This Is What a 90,000-Gallon Oil Spill Looks Like
by Ryan Schleeter
May 14, 2016
Earlier this week, almost 90,000 gallons of crude oil leaked into the Gulf of Mexico near Shell’s Brutus drilling platform. New photos taken today show that it’s not a pretty sight.
© Derick Hingle / Greenpeace
In the midst of a remarkable global wave of resistance to fossil fuels, we’ve received another stern reminder that it’s time to keep it in the ground.
Shell’s oil spill in the Gulf of Mexico this week — just 90 miles off the coast of Louisiana — is the largest since BP’s 2010 Deepwater Horizon disaster, the effects of which are still resonating throughout the region.
Currently estimated at 88,200 gallons, the Shell spill is just shy of qualifying as a “major” spill under the Coast Guard’s classification system, but ask coastal communities in the Gulf and they’ll tell you the impacts of chronic exploitation by the fossil fuel industry are nothing to downplay.

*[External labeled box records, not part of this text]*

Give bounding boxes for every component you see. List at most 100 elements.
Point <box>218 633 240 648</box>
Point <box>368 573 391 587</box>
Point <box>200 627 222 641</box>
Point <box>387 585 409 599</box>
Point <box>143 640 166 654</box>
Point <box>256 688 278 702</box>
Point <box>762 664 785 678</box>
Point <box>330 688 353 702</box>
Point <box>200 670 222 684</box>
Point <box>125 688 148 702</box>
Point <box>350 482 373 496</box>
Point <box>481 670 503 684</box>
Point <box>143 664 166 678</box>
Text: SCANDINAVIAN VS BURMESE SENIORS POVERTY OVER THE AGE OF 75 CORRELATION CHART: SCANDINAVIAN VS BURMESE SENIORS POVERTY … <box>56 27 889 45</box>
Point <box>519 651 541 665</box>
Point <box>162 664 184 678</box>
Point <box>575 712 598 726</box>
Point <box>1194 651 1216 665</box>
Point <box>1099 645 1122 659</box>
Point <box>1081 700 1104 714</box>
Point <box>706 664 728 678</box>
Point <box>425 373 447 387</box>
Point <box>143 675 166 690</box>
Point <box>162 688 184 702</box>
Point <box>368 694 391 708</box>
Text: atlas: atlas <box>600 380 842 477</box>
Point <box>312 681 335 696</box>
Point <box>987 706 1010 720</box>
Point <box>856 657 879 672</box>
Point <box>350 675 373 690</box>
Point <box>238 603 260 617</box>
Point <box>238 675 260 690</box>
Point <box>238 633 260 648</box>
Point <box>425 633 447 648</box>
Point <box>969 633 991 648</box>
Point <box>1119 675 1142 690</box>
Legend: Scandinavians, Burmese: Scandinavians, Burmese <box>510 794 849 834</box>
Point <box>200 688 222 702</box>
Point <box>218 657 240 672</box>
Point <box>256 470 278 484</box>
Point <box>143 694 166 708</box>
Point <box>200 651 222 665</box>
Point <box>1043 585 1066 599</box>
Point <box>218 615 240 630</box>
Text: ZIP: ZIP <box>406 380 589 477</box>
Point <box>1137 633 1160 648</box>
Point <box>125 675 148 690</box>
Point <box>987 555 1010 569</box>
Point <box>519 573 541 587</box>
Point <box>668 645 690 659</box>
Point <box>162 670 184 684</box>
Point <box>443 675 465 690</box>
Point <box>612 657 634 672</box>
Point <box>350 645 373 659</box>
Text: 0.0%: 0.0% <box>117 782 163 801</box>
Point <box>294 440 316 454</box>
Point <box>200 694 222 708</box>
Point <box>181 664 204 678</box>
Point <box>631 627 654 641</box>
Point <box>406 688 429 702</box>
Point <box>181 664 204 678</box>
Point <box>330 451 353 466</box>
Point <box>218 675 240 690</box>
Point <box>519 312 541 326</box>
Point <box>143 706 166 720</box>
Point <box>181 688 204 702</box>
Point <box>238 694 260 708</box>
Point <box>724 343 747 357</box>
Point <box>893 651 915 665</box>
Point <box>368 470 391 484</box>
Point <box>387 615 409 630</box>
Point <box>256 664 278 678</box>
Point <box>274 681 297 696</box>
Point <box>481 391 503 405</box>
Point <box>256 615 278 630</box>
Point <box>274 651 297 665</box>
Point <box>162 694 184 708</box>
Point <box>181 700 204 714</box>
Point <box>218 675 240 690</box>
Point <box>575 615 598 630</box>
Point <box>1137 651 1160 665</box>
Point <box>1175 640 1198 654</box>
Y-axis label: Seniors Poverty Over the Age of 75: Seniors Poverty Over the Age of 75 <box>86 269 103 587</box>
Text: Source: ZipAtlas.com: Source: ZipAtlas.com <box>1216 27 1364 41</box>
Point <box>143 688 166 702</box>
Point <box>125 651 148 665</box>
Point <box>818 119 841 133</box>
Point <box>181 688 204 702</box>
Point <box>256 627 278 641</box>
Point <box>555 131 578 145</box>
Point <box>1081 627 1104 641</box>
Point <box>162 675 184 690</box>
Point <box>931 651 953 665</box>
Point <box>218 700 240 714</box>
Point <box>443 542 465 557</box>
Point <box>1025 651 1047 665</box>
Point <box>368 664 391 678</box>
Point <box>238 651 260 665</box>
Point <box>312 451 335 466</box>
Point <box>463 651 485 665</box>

Jonathan Henderson is a New Orleans native and the founder of Vanishing Earth, an environmental watchdog group documenting and exposing oil industry failures in the Gulf South. Since 2010, he’s taken hundreds of trips out into the Gulf, including earlier today to document the Shell spill.
“Nothing really prepares you to see spills of this size,” he said. “When you see this much oil out over the Gulf of Mexico, it’s startling. It looks the Gulf was punched in the face and has a black eye.”
And that part about this not being a “major” spill? Jonathan has his doubts.
“The industry routinely grossly under reports the amount of oil leaked,” he said. “They have an economic incentive to do that, because they’re fined per barrel of oil released under the Clean Water Act. I don’t see how you can not call this a major oil spill. On Friday they estimated the size of sheen at two by 13 miles, and today it looked like it had spread from that.”
The good news is that there is a clear way to stop spills like this one and protect our climate at the same time: keeping fossil fuels in the ground.
Tomorrow, activists and grassroots groups are rallying in front of the White House as part of Break Free DC, demanding that President Obama stop new offshore drilling in the Gulf, the Arctic, and the Atlantic.